Diana Winston, Ph.D., UCLA Mindful Awareness Research Center

Reflection After the Practice

  • How did you feel during the practice? How do you feel now?
  • Were you able to redirect your focus calmly and gently? Can you accept the fact that your mind wanders? (Remember, that mind wandering is a perfectly normal part of the process.)

The Research Behind It

Evidence That It Works

Mindful breathing, a key practice featured in Jon Kabat-Zinn’s Mindfulness-based Stress Reduction (MBSR) program, is a widely used method for cultivating mindfulness that supports emotion regulation, nonreactivity, and decentering (viewing your experiences with increased objectivity) while alleviating symptoms of depression.

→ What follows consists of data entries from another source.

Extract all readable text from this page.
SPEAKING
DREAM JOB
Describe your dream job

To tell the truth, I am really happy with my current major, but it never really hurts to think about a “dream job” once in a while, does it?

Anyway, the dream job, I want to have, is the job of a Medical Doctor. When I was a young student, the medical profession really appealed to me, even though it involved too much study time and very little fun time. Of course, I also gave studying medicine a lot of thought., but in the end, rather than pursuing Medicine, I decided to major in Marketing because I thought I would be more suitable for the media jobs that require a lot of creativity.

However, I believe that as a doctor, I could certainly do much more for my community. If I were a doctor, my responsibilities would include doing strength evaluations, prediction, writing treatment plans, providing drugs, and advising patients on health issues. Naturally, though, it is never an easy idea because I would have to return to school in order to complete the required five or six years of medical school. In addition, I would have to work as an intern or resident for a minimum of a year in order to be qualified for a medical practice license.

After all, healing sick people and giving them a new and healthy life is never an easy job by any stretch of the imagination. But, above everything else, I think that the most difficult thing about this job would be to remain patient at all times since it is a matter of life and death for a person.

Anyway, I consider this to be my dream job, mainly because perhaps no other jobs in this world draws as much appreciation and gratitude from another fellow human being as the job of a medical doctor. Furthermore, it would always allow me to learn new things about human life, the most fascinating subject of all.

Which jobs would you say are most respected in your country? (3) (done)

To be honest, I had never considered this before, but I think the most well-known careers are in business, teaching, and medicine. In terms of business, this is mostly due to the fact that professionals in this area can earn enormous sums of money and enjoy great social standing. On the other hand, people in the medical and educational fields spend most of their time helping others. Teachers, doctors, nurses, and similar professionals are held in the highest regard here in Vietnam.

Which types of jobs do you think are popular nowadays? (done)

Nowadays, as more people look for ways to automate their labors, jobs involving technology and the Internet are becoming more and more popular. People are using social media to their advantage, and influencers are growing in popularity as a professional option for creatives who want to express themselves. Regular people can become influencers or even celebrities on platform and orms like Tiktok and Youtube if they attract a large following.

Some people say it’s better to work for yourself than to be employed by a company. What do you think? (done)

MBSR, which has been adapted and studied over the last several decades, includes other practices like the body scan, mindful walking, and mindful yoga. Research tells us that these practices help people to manage chronic pain, stress, anxiety, and symptoms of distress.

In fact, teachers who practice mindfulness for just a few weeks report a range of positive outcomes, including a decrease in burnout, stress, anxiety, and depression. They also experience a range of physical health benefits, including better sleep quality.

 

Why Does It Matter?

Mindful breathing helps us to simply notice (without judgment) our thoughts and feelings while gently redirecting our attention back to our breath. If we practice this regularly, we learn to become less reactive to mental events as well as real-life events.

With time, we can then learn to respond more constructively to stressful experiences and interpersonal conflicts at school and at home. Teachers who practice mindfulness report reduced interpersonal problems and more emotionally supportive relationships with the students in their classrooms.

 

“Sometimes the most important thing in the whole day is the rest we take between two deep breaths.”